Our pullout is a bonanza for Tehran. Its militias were already active in Iraq. Now, it can use Iraq for bases for its proxy forces to spread its tentacles in the rest of the Persian Gulf. Independent ayotollahs in Iraq will have an incentive to keep their heads down. Political decisions of the Iranian-influenced Shiite bloc running the country are sure to begin to tilt more and more Iran’s way. Our diplomatic leverage will diminish, even as we maintain our largest embassy in the world in Baghdad.
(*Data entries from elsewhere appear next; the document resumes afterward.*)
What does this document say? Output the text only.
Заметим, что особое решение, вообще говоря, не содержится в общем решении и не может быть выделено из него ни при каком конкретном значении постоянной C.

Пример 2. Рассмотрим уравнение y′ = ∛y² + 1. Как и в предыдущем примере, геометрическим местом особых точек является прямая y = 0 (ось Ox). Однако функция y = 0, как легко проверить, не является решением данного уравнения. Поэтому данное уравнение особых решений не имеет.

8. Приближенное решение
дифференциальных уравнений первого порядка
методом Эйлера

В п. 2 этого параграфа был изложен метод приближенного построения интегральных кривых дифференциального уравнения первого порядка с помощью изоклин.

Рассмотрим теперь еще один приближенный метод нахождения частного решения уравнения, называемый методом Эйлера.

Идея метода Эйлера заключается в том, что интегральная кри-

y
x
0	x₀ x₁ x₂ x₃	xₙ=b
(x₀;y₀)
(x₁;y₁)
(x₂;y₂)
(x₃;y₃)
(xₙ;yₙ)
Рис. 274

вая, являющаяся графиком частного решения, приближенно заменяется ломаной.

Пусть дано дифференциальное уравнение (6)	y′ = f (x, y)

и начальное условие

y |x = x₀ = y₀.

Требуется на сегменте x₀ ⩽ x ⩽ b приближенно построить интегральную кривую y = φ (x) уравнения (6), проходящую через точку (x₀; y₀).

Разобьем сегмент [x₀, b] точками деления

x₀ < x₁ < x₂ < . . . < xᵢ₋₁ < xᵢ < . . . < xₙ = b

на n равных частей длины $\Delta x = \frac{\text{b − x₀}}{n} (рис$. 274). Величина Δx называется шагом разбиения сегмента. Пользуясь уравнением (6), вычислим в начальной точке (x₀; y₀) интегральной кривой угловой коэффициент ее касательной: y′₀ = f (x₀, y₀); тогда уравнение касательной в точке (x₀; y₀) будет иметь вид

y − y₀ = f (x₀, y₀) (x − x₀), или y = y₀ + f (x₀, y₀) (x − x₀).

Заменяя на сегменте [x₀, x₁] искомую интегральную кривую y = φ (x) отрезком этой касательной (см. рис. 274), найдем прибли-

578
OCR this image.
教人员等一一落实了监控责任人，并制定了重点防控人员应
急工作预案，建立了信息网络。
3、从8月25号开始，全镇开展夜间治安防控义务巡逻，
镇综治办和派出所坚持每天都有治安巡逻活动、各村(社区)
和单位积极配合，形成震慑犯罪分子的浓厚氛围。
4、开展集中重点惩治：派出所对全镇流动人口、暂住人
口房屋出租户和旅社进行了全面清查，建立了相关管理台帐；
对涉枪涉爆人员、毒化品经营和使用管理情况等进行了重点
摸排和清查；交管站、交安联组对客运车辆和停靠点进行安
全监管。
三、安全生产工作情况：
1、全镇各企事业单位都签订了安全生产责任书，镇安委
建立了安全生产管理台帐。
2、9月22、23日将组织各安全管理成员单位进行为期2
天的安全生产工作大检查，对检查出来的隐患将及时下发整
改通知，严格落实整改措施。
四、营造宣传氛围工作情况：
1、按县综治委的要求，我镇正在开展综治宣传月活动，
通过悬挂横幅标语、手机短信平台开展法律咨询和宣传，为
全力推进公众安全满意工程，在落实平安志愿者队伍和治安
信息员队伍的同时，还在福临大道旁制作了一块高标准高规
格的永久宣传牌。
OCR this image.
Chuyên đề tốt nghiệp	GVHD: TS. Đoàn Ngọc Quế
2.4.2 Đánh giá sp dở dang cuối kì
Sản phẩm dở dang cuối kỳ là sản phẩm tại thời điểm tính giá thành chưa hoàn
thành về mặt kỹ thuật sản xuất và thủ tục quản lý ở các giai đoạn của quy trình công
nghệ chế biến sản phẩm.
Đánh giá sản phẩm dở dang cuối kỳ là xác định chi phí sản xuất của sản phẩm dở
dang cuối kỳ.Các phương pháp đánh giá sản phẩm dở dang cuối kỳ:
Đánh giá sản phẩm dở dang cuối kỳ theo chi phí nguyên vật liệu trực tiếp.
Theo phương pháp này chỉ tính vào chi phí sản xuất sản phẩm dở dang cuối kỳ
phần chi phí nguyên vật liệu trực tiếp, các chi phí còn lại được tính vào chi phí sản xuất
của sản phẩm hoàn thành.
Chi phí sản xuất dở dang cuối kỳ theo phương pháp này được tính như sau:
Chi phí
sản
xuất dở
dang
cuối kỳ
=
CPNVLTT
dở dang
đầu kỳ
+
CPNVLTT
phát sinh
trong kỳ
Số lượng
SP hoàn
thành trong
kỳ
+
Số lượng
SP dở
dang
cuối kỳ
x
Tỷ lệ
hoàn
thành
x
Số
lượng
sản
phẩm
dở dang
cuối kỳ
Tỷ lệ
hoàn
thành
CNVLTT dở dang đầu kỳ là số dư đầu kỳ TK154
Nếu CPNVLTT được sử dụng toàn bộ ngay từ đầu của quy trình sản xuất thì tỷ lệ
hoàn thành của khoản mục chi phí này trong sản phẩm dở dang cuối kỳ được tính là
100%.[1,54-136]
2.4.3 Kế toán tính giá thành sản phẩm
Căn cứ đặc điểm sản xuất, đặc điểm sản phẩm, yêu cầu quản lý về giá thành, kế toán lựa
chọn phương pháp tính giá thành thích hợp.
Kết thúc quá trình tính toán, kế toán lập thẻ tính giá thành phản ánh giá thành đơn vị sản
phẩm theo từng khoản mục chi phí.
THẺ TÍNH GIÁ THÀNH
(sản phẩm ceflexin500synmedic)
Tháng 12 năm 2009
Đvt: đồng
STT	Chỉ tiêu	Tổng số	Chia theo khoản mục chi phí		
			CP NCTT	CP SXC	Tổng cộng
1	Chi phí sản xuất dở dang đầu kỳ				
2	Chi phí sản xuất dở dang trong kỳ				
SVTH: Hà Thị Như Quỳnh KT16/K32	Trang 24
The Iranians will crow in Iraq and throughout the region that they were right that the Americans would eventually leave.

We expended a great deal of blood and treasure to topple Saddam Hussein, and then to establish enough order so that George W. Bush’s successor would only have to consolidate our gains. President Obama is careless enough to risk throwing it all away, and shameless enough to call it success.

VALOR UNSURPASSED

Michael A. Walsh
NY Post, October 24, 2011

President Obama’s decision to withdraw all US troops from Iraq means that, after nearly nine years of one of our most divisive wars, which cost more than 4,000 American lives and hundreds of billions of dollars, all our forces will be coming home by year’s end.

The wisdom of the complete pullout will be hotly debated, but what’s not in question is the valor, skill and sheer decency of the American troops. No matter how the Middle East turns out, they should come home to a hero’s welcome—and the unconditional thanks of a grateful nation.

In the decade since 9/11, American fighting forces have distinguished themselves once more as one of the finest in the world. Operating under battlefield rules of engagement that would have hamstrung their World War II and Vietnam-era counterparts, their every action monitored by military lawyers, parsed by an ideologically hostile media and lampooned by Hollywood, they shattered an unscrupulous and ruthless foe who ignored the laws of war in pursuit of its murderous ideology.

They also developed and perfected a new kind of modern warfare, with new weapons, tactics and a whole new way of thinking about special forces. The massed tank battles of Desert Storm, which drove Saddam Hussein out of Kuwait in 1991, may well be the last the world ever sees.

In their place have come electronic warfare, drones, body armor and sniper rifles that can kill an enemy a mile and a half away. Special Forces—once the “tip of the spear”—have become the spear itself; it was the Navy SEALs and the crack helicopter unit, the 110th SOAR, who took out Osama bin Laden.

Our forces dispatched Saddam with ease and wrapped up the first phase of combat within weeks of the 2003 invasion. When the Bush administration made the near-fatal mistake of confusing the rout of Saddam with victory, they rallied through the fog of war and hung tough until the 2007 Surge finally brought the restive country under control.…

Our all-volunteer armed forces have distinguished themselves time and again in the face of relentless provocations and cowardly attacks.… Despite the animosity from the elites on the home front, especially in the run-up to the 2004 election, our forces persisted. One of the reasons there has not been a successful al Qaeda operation in America…is that al Qaeda was destroyed as an effective fighting force in Iraq.…

It’s a bittersweet victory, to be sure. The Iraqis can’t wait to see us go, and there’s plenty of worry about what comes next there. Yet nothing can diminish what our troops have achieved or tarnish what they have done—and only a lack of national will can stop them from doing it again when destiny calls.